Bölgesel düzeyde bakıldığında Afrika ve Güney Amerika'dan sonra en fazla askeri darbe yaşanan bölge Ortadoğu.
Darbelerin analizine dair akademik ve popüler düzeyde birçok araştırma yapıldı.
Araştırma soruları da genelde darbelerin neden gerçekleştiği, hangi koşullarda başarılı ya da başarısız olduğu, olası sonuçları, rejim değişimi ile ilişkileri gibi sorular etrafında toplandı.
Ve dolayısıyla hayli geniş bir literatür de oluştu.
Ancak 2010 yılı sonunda başlayan Arap isyanları ile birlikte Ortadoğu'da ordu ve siyaset ilişkisine dair yeni bir bağlam oluştu.
Çünkü bu ilişkiyi etkileyen yeni bir değişken ortaya çıktı: Kitlesel protestolar.
Ortadoğu tarihinde -1979 İran devrimini istisnai olarak değerlendirerek ifade edelim- rejim değişmine yönelik taleplerle şekillenen protestolar, 2010 yılında başlayan isyanlara nicelik olarak da nitelik olarak da bir benzeri görülmemişti.
Bu protestoların ülke orduları açısından önemi ise orduyu da pozisyon almaya zorlamış olmasıydı.
Bu "küçük" ayrıntı, halk hareketlerinin gidişatını da, evrildikleri noktayı da belirledi dersek abartmış olmayız sanırım.
Protestolar başladığında orduların tavrına ilişkin birçok soru ortaya çıktı.
Modern tarihleri boyunca siyasi iktidarın koruyucusu olan ordular, rejim değişimine ilişkin talepler karşısında nasıl davranacaktı?
Rejimleri korumak için gösterileri mi bastıracaktı?
Daha kurumsal bir refleksle hareket ederek tarafsızlığını mı ilan edecekti? Yıllardır bekçiliğini yaptığı rejime arkasını dönmesi mümkün müydü?
Bir darbe ile yönetime mi el koyacaktı?
Ordunun belirleyeceği hareket tarzı, ordunun kendisini nasıl etkileyecekti?
Bu soruları çoğaltmak mümkün.
Ancak 2010 yılından itibaren yeni olan şey protestoların niceliği ve niteliği idi.
1977 yılında Mısır'da ortaya çıkan "Ekmek İsyanları" ile Suriye'de1976'da başlayan ve 1982'de Hama katliamı ile sonuçlanan örnekler bu konuda bir şeyler söyleyebilir.

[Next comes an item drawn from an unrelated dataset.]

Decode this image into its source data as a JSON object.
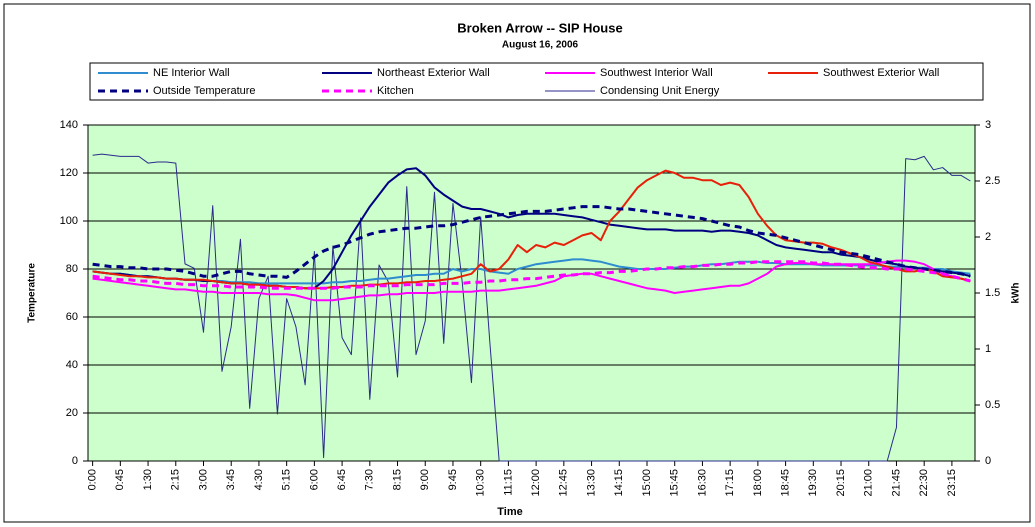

Ancak bu örnekler ile 2010 sonrasında yaşanan süreç arasında önemli farklar bulunmaktaydı.
Pratik düzeyde bakıldığında 2010 ve sonrasında orduların önünde kabaca üç seçenek vardı.
Birincisi profesyonel bir tavırla tarafsız kalmak.

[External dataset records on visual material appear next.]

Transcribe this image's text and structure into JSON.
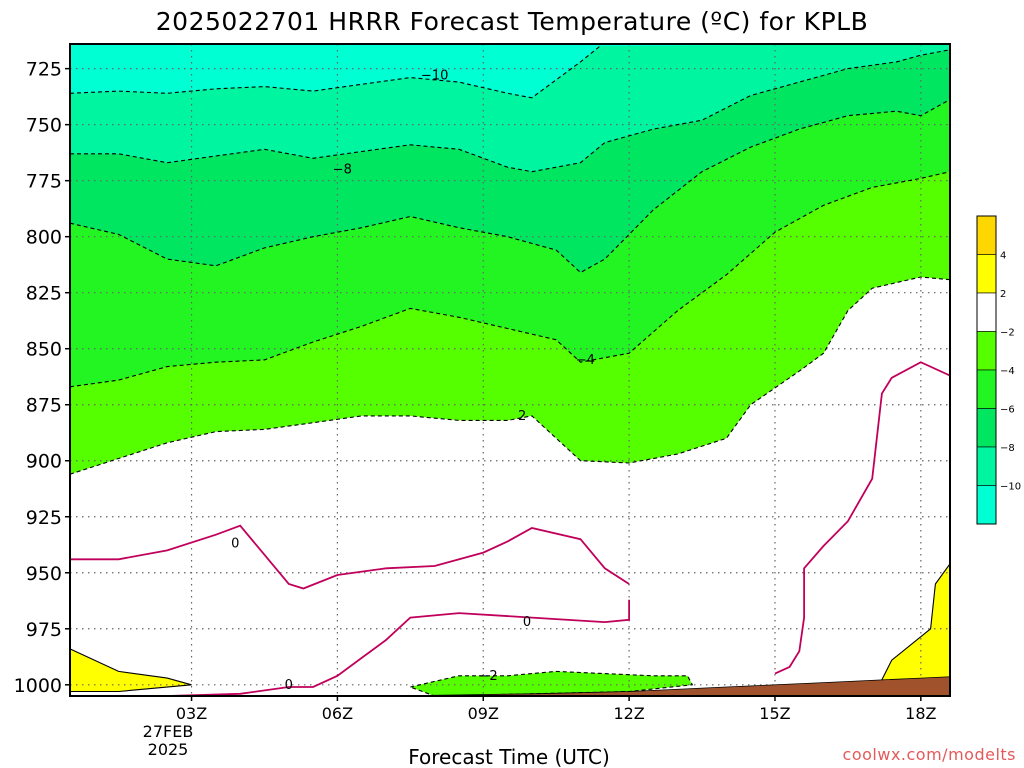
{
  "title": "2025022701 HRRR Forecast Temperature (ºC) for KPLB",
  "xlabel": "Forecast Time (UTC)",
  "watermark": "coolwx.com/modelts",
  "date_line1": "27FEB",
  "date_line2": "2025",
  "colors": {
    "ground": "#a0522d",
    "c_le_m10": "#00ffd2",
    "c_m10_m8": "#00f5a0",
    "c_m8_m6": "#00e660",
    "c_m6_m4": "#23f523",
    "c_m4_m2": "#55ff00",
    "c_m2_2": "#ffffff",
    "c_2_4": "#ffff00",
    "c_ge_4": "#ffd700",
    "zero_line": "#c0005a",
    "dashed_line": "#000000"
  },
  "colorbar": {
    "ticks": [
      "4",
      "2",
      "−2",
      "−4",
      "−6",
      "−8",
      "−10"
    ],
    "bins": [
      "c_ge_4",
      "c_2_4",
      "c_m2_2",
      "c_m4_m2",
      "c_m6_m4",
      "c_m8_m6",
      "c_m10_m8",
      "c_le_m10"
    ]
  },
  "chart_data": {
    "type": "heatmap",
    "title": "2025022701 HRRR Forecast Temperature (ºC) for KPLB",
    "xlabel": "Forecast Time (UTC)",
    "ylabel": "",
    "xlim_hours": [
      0.5,
      18.6
    ],
    "ylim_hpa": [
      1005,
      714
    ],
    "ytick_values": [
      725,
      750,
      775,
      800,
      825,
      850,
      875,
      900,
      925,
      950,
      975,
      1000
    ],
    "ytick_labels": [
      "725",
      "750",
      "775",
      "800",
      "825",
      "850",
      "875",
      "900",
      "925",
      "950",
      "975",
      "1000"
    ],
    "xtick_hours": [
      3,
      6,
      9,
      12,
      15,
      18
    ],
    "xtick_labels": [
      "03Z",
      "06Z",
      "09Z",
      "12Z",
      "15Z",
      "18Z"
    ],
    "contour_labels": [
      {
        "text": "−10",
        "hour": 8.0,
        "hpa": 728
      },
      {
        "text": "−8",
        "hour": 6.1,
        "hpa": 770
      },
      {
        "text": "−4",
        "hour": 11.1,
        "hpa": 855
      },
      {
        "text": "2",
        "hour": 9.8,
        "hpa": 880
      },
      {
        "text": "0",
        "hour": 3.9,
        "hpa": 937
      },
      {
        "text": "0",
        "hour": 9.9,
        "hpa": 972
      },
      {
        "text": "0",
        "hour": 5.0,
        "hpa": 1000
      },
      {
        "text": "−2",
        "hour": 9.1,
        "hpa": 996
      }
    ],
    "isotherms": [
      {
        "level": -10,
        "points": [
          [
            0.5,
            736
          ],
          [
            1.5,
            735
          ],
          [
            2.5,
            736
          ],
          [
            3.5,
            734
          ],
          [
            4.5,
            733
          ],
          [
            5.5,
            735
          ],
          [
            6.5,
            732
          ],
          [
            7.5,
            729
          ],
          [
            8.5,
            731
          ],
          [
            9.5,
            736
          ],
          [
            10.0,
            738
          ],
          [
            10.5,
            730
          ],
          [
            11.0,
            722
          ],
          [
            11.4,
            715
          ]
        ]
      },
      {
        "level": -8,
        "points": [
          [
            0.5,
            763
          ],
          [
            1.5,
            763
          ],
          [
            2.5,
            767
          ],
          [
            3.5,
            764
          ],
          [
            4.5,
            761
          ],
          [
            5.5,
            765
          ],
          [
            6.5,
            762
          ],
          [
            7.5,
            759
          ],
          [
            8.5,
            761
          ],
          [
            9.5,
            769
          ],
          [
            10.0,
            771
          ],
          [
            11.0,
            767
          ],
          [
            11.5,
            758
          ],
          [
            12.5,
            752
          ],
          [
            13.5,
            748
          ],
          [
            14.5,
            737
          ],
          [
            15.5,
            731
          ],
          [
            16.5,
            725
          ],
          [
            17.5,
            722
          ],
          [
            18.0,
            719
          ],
          [
            19.0,
            715
          ]
        ]
      },
      {
        "level": -6,
        "points": [
          [
            0.5,
            794
          ],
          [
            1.5,
            799
          ],
          [
            2.5,
            810
          ],
          [
            3.5,
            813
          ],
          [
            4.5,
            805
          ],
          [
            5.5,
            800
          ],
          [
            6.5,
            796
          ],
          [
            7.5,
            791
          ],
          [
            8.5,
            796
          ],
          [
            9.5,
            800
          ],
          [
            10.5,
            806
          ],
          [
            11.0,
            816
          ],
          [
            11.5,
            810
          ],
          [
            12.5,
            788
          ],
          [
            13.5,
            771
          ],
          [
            14.5,
            760
          ],
          [
            15.5,
            752
          ],
          [
            16.5,
            746
          ],
          [
            17.5,
            744
          ],
          [
            18.0,
            746
          ],
          [
            19.0,
            734
          ]
        ]
      },
      {
        "level": -4,
        "points": [
          [
            0.5,
            867
          ],
          [
            1.5,
            864
          ],
          [
            2.5,
            858
          ],
          [
            3.5,
            856
          ],
          [
            4.5,
            855
          ],
          [
            5.5,
            847
          ],
          [
            6.5,
            840
          ],
          [
            7.5,
            832
          ],
          [
            8.5,
            836
          ],
          [
            9.5,
            841
          ],
          [
            10.5,
            846
          ],
          [
            11.0,
            856
          ],
          [
            12.0,
            852
          ],
          [
            13.0,
            833
          ],
          [
            14.0,
            817
          ],
          [
            15.0,
            798
          ],
          [
            16.0,
            786
          ],
          [
            17.0,
            778
          ],
          [
            18.0,
            774
          ],
          [
            19.0,
            769
          ]
        ]
      },
      {
        "level": -2,
        "points": [
          [
            0.5,
            906
          ],
          [
            1.5,
            899
          ],
          [
            2.5,
            892
          ],
          [
            3.5,
            887
          ],
          [
            4.5,
            886
          ],
          [
            5.5,
            883
          ],
          [
            6.5,
            880
          ],
          [
            7.5,
            880
          ],
          [
            8.5,
            882
          ],
          [
            9.5,
            882
          ],
          [
            10.0,
            880
          ],
          [
            10.5,
            890
          ],
          [
            11.0,
            900
          ],
          [
            12.0,
            901
          ],
          [
            13.0,
            897
          ],
          [
            14.0,
            890
          ],
          [
            14.5,
            875
          ],
          [
            15.5,
            860
          ],
          [
            16.0,
            852
          ],
          [
            16.5,
            833
          ],
          [
            17.0,
            823
          ],
          [
            18.0,
            818
          ],
          [
            19.0,
            820
          ]
        ]
      },
      {
        "level": 0,
        "segment": 1,
        "points": [
          [
            0.5,
            944
          ],
          [
            1.5,
            944
          ],
          [
            2.5,
            940
          ],
          [
            3.5,
            933
          ],
          [
            4.0,
            929
          ],
          [
            4.5,
            942
          ],
          [
            5.0,
            955
          ],
          [
            5.3,
            957
          ],
          [
            6.0,
            951
          ],
          [
            7.0,
            948
          ],
          [
            8.0,
            947
          ],
          [
            9.0,
            941
          ],
          [
            9.5,
            936
          ],
          [
            10.0,
            930
          ],
          [
            11.0,
            935
          ],
          [
            11.5,
            948
          ],
          [
            12.0,
            955
          ]
        ]
      },
      {
        "level": 0,
        "segment": 2,
        "points": [
          [
            0.5,
            1005
          ],
          [
            2.5,
            1005
          ],
          [
            4.0,
            1004
          ],
          [
            5.0,
            1001
          ],
          [
            5.5,
            1001
          ],
          [
            6.0,
            996
          ],
          [
            6.5,
            988
          ],
          [
            7.0,
            980
          ],
          [
            7.5,
            970
          ],
          [
            8.5,
            968
          ],
          [
            10.0,
            970
          ],
          [
            11.5,
            972
          ],
          [
            12.0,
            971
          ],
          [
            12.0,
            962
          ]
        ]
      },
      {
        "level": 0,
        "segment": 3,
        "points": [
          [
            15.0,
            995
          ],
          [
            15.3,
            992
          ],
          [
            15.5,
            985
          ],
          [
            15.6,
            970
          ],
          [
            15.6,
            948
          ],
          [
            16.0,
            938
          ],
          [
            16.5,
            927
          ],
          [
            17.0,
            908
          ],
          [
            17.2,
            870
          ],
          [
            17.4,
            863
          ],
          [
            18.0,
            856
          ],
          [
            18.6,
            862
          ],
          [
            19.0,
            870
          ]
        ]
      },
      {
        "level": 2,
        "segment": 1,
        "points": [
          [
            0.5,
            984
          ],
          [
            1.5,
            994
          ],
          [
            2.5,
            997
          ],
          [
            3.0,
            1000
          ],
          [
            1.5,
            1003
          ],
          [
            0.5,
            1003
          ]
        ]
      },
      {
        "level": 2,
        "segment": 2,
        "points": [
          [
            17.1,
            1002
          ],
          [
            17.4,
            989
          ],
          [
            18.2,
            975
          ],
          [
            18.3,
            955
          ],
          [
            18.8,
            940
          ],
          [
            19.0,
            930
          ],
          [
            19.0,
            1002
          ]
        ]
      },
      {
        "level": -2,
        "segment": 2,
        "points": [
          [
            7.5,
            1001
          ],
          [
            8.5,
            996
          ],
          [
            9.5,
            996
          ],
          [
            10.5,
            994
          ],
          [
            11.5,
            995
          ],
          [
            12.5,
            996
          ],
          [
            13.2,
            996
          ],
          [
            13.3,
            1000
          ],
          [
            12.0,
            1003
          ],
          [
            10.0,
            1004
          ],
          [
            8.0,
            1005
          ],
          [
            7.5,
            1001
          ]
        ]
      }
    ],
    "surface_pressure_hpa": [
      [
        0.5,
        1006
      ],
      [
        4.0,
        1006
      ],
      [
        7.0,
        1005
      ],
      [
        10.0,
        1004
      ],
      [
        12.0,
        1003
      ],
      [
        14.0,
        1001
      ],
      [
        16.0,
        999
      ],
      [
        18.0,
        997
      ],
      [
        19.0,
        996
      ]
    ]
  }
}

İkincisi rejim lehine protestoları bastırmak.
Üçüncüsü de bir askeri darbe ile süreci tamamen kontrol altına almak.
2010 sonrasında farklı ülkelerde farklı pozisyonlar takındığına şahit olduk.
Tunus, Mısır, Suriye, Libya ve Yemen'de orduların tercihi birbirinden farklılaştı.
Bu durumu "ülke şartları" çerçevesinde açıklamak kolaycı bir açıklama biçimi.
Bütün ülkeleri aynı argümanla açıklamak da hayli çaba isteyen bir uğraş.
[Fikriyat, 17 Nisan 2019].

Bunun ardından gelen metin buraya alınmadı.